The obvious solution, of course, is to save everything in the cloud. But I’ve never fully embraced cloud services. Instead, I keep my most important files strictly on-device. If I need to transfer something temporarily, a presentation for a meeting or a batch of vacation photos, I’ll reluctantly upload it to Google Drive, share it, and then delete it immediately. Even for code, while I use platforms like GitHub for collaboration, my local repositories remain my primary source of truth. My files stay within arm’s reach, untethered from subscriptions or corporate servers.
Take my 2015 laptop. Over nearly a decade, it’s become a digital home. I know every folder: my unfinished book lives in /Documents/Books, my decade-old family photos are neatly sorted in /Media, and my tax records sit encrypted in their own folder. When I bought a sleek new laptop last year, I assumed it would replace my aging workhorse. Instead, it became just another tool. Powerful, yes, but devoid of the context that makes my workflow mine.
This pattern repeats with phones, too. When I upgraded my six-year-old device, transferring 200GB of files was not an option. Decades of voice memos, thousands of notes, and years of text threads meant sacrificing a third of the new phone’s storage. Now, the old device sits in my office, permanently plugged in, acting as a makeshift personal server. Am I a hoarder? Maybe. But these files aren’t clutter, they’re milestones.
If “home is where the heart is,” then my computer is where my work is. Every file represents a project, a memory, or a piece of progress. As my digital footprint grows, so does my reluctance to outsource its care. What I need isn’t another subscription service. It’s a system built on my terms. Here’s the blueprint:
- Unified, expandable storage: no more juggling drives or paying for tiers.

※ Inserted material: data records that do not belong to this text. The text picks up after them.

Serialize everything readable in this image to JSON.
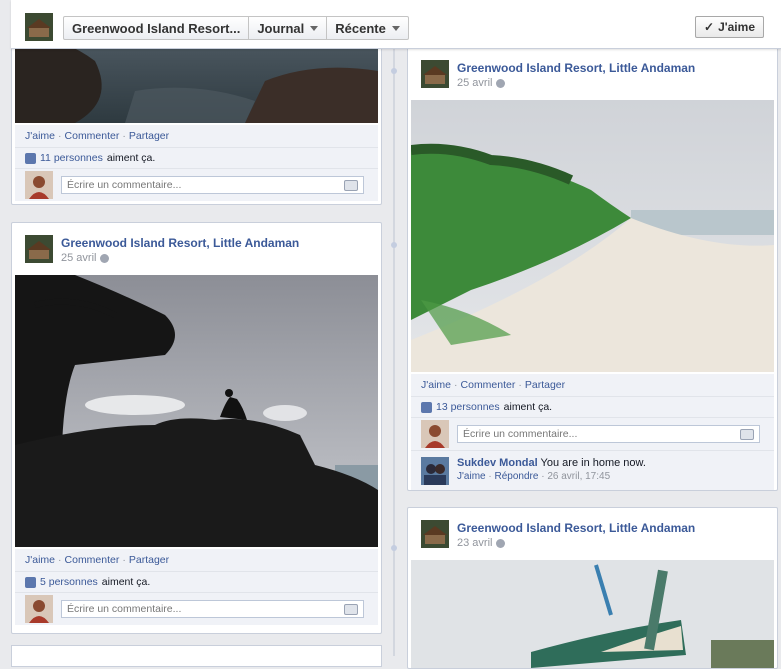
{
  "topbar": {
    "page_name": "Greenwood Island Resort...",
    "section": "Journal",
    "sort": "Récente",
    "like_button": "J'aime",
    "like_check": "✓"
  },
  "common": {
    "page_title": "Greenwood Island Resort, Little Andaman",
    "action_like": "J'aime",
    "action_comment": "Commenter",
    "action_share": "Partager",
    "separator": "·",
    "comment_placeholder": "Écrire un commentaire...",
    "people_suffix": "aiment ça."
  },
  "posts": [
    {
      "date": "",
      "likes": "11 personnes"
    },
    {
      "date": "25 avril",
      "likes": "5 personnes"
    },
    {
      "date": "25 avril",
      "likes": "13 personnes",
      "comment": {
        "author": "Sukdev Mondal",
        "text": "You are in home now.",
        "like": "J'aime",
        "reply": "Répondre",
        "time": "26 avril, 17:45"
      }
    },
    {
      "date": "23 avril"
    }
  ],
  "colors": {
    "link": "#3b5998",
    "panel": "#f0f2f7",
    "bg": "#e9eaed"
  }
}
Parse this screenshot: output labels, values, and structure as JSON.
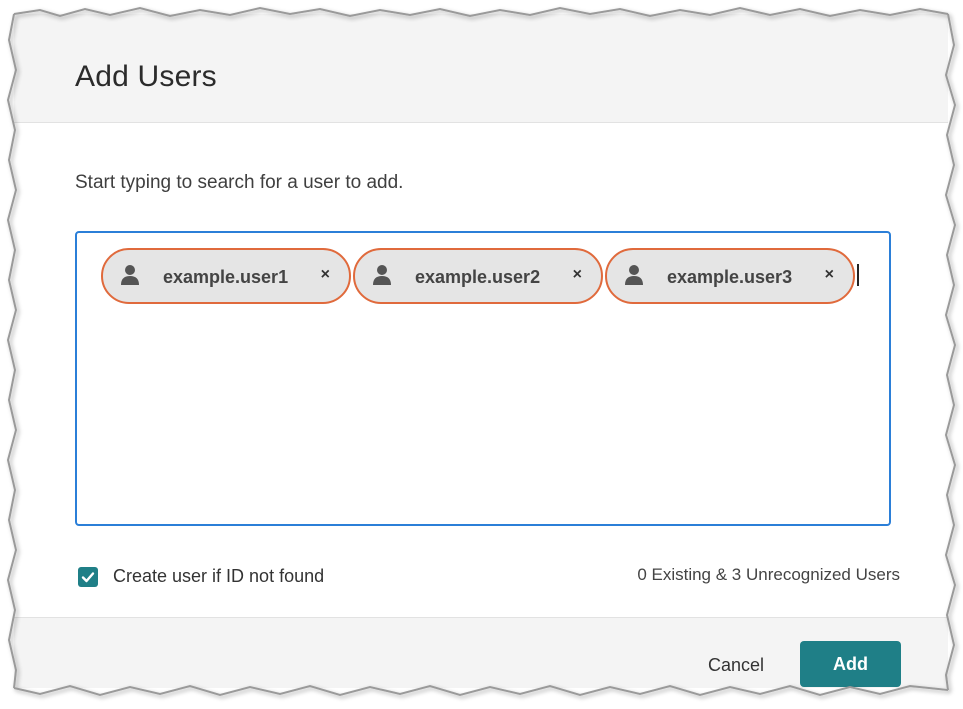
{
  "dialog": {
    "title": "Add Users",
    "instruction": "Start typing to search for a user to add."
  },
  "user_box": {
    "chips": [
      {
        "label": "example.user1",
        "icon": "user-icon",
        "remove": "×"
      },
      {
        "label": "example.user2",
        "icon": "user-icon",
        "remove": "×"
      },
      {
        "label": "example.user3",
        "icon": "user-icon",
        "remove": "×"
      }
    ]
  },
  "options": {
    "create_user_label": "Create user if ID not found",
    "create_user_checked": true,
    "count_text": "0 Existing & 3 Unrecognized Users"
  },
  "footer": {
    "cancel_label": "Cancel",
    "add_label": "Add"
  },
  "colors": {
    "accent": "#1f7f87",
    "focus_border": "#2b7fd8",
    "chip_border": "#e06a3c",
    "chip_bg": "#e5e5e5"
  }
}
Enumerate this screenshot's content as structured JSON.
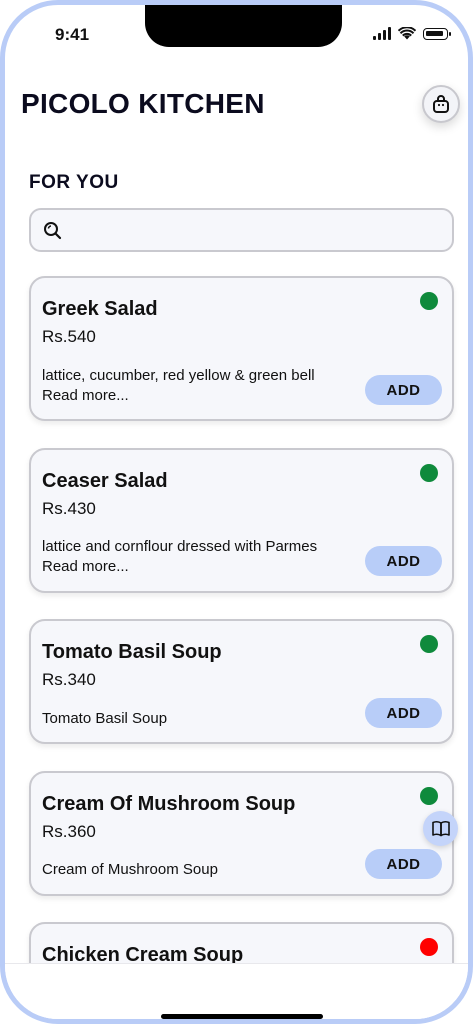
{
  "status_bar": {
    "time": "9:41"
  },
  "app": {
    "title": "PICOLO KITCHEN"
  },
  "section": {
    "title": "FOR YOU"
  },
  "search": {
    "placeholder": "",
    "value": ""
  },
  "colors": {
    "veg": "#0f8a3c",
    "nonveg": "#ff0000",
    "accent": "#b8cdf8",
    "frame": "#b9ccf7"
  },
  "items": [
    {
      "name": "Greek Salad",
      "price": "Rs.540",
      "description": "lattice, cucumber, red yellow & green bell",
      "read_more": "Read more...",
      "add_label": "ADD",
      "type": "veg"
    },
    {
      "name": "Ceaser Salad",
      "price": "Rs.430",
      "description": "lattice and cornflour dressed with Parmes",
      "read_more": "Read more...",
      "add_label": "ADD",
      "type": "veg"
    },
    {
      "name": "Tomato Basil Soup",
      "price": "Rs.340",
      "description": "Tomato Basil Soup",
      "read_more": "",
      "add_label": "ADD",
      "type": "veg"
    },
    {
      "name": "Cream Of Mushroom Soup",
      "price": "Rs.360",
      "description": "Cream of Mushroom Soup",
      "read_more": "",
      "add_label": "ADD",
      "type": "veg"
    },
    {
      "name": "Chicken Cream Soup",
      "price": "",
      "description": "",
      "read_more": "",
      "add_label": "",
      "type": "nonveg"
    }
  ],
  "icons": {
    "cart": "shopping-bag-icon",
    "search": "search-icon",
    "menu": "book-icon"
  }
}
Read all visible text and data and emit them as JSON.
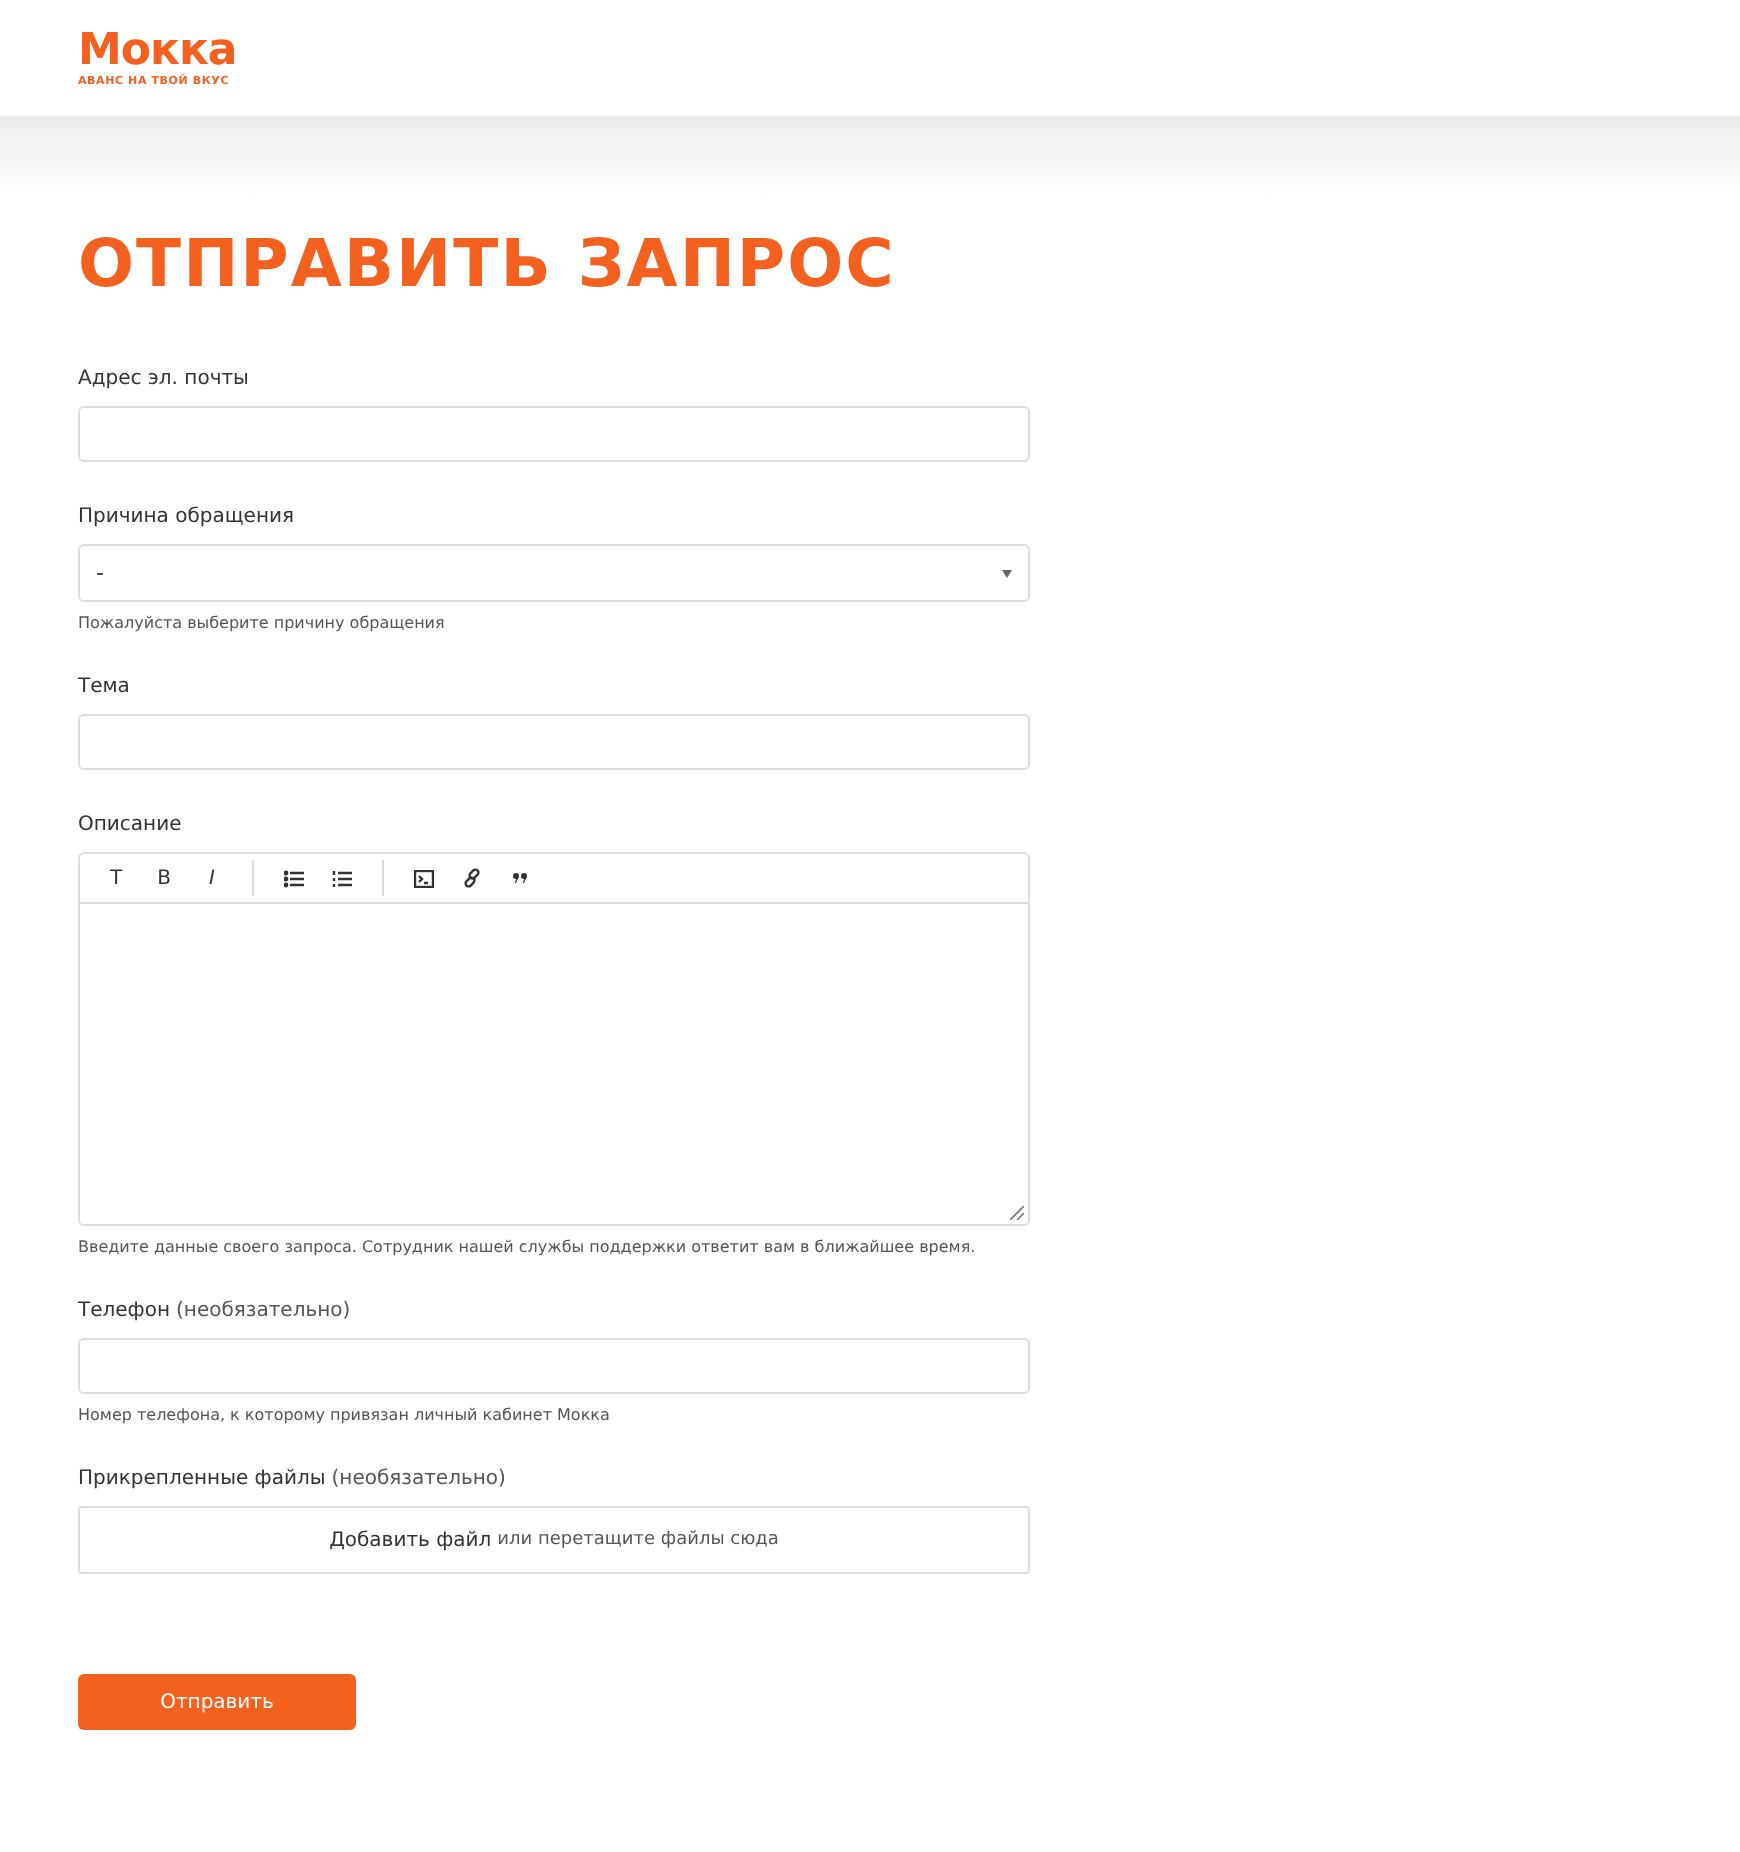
{
  "logo": {
    "name": "Мокка",
    "tagline": "АВАНС НА ТВОЙ ВКУС"
  },
  "title": "ОТПРАВИТЬ ЗАПРОС",
  "fields": [
    {
      "kind": "text",
      "label": "Адрес эл. почты"
    },
    {
      "kind": "select",
      "label": "Причина обращения",
      "value": "-",
      "hint": "Пожалуйста выберите причину обращения"
    },
    {
      "kind": "text",
      "label": "Тема"
    },
    {
      "kind": "editor",
      "label": "Описание",
      "toolbar": [
        {
          "kind": "text",
          "label": "T"
        },
        {
          "kind": "bold",
          "label": "B"
        },
        {
          "kind": "italic",
          "label": "I"
        },
        {
          "kind": "sep"
        },
        {
          "kind": "bullets"
        },
        {
          "kind": "numbers"
        },
        {
          "kind": "sep"
        },
        {
          "kind": "code"
        },
        {
          "kind": "link"
        },
        {
          "kind": "quote"
        }
      ],
      "hint": "Введите данные своего запроса. Сотрудник нашей службы поддержки ответит вам в ближайшее время."
    },
    {
      "kind": "text",
      "label": "Телефон",
      "optional": "(необязательно)",
      "hint": "Номер телефона, к которому привязан личный кабинет Мокка"
    },
    {
      "kind": "file",
      "label": "Прикрепленные файлы",
      "optional": "(необязательно)",
      "link": "Добавить файл",
      "rest": "или перетащите файлы сюда"
    }
  ],
  "submit": "Отправить"
}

- Cross-platform access: seamless apps for Android, iOS, and desktop.
- Zero third-party dependencies: no corporate middlemen.
- Military-grade security: encryption I control, with physical backups.
Until then, my “home” will stay fragmented across devices. But once this system exists, my files will finally have a permanent address and my computers can retire from their dusty under-bed fate.
Comments(2)
Kev Quirk :
I think what you need is a Synology. It’s your own private cloud. ☁️
Ibrahim Diallo author :
Thanks @kev. You are the second person to recommend Synology. I will give it a try.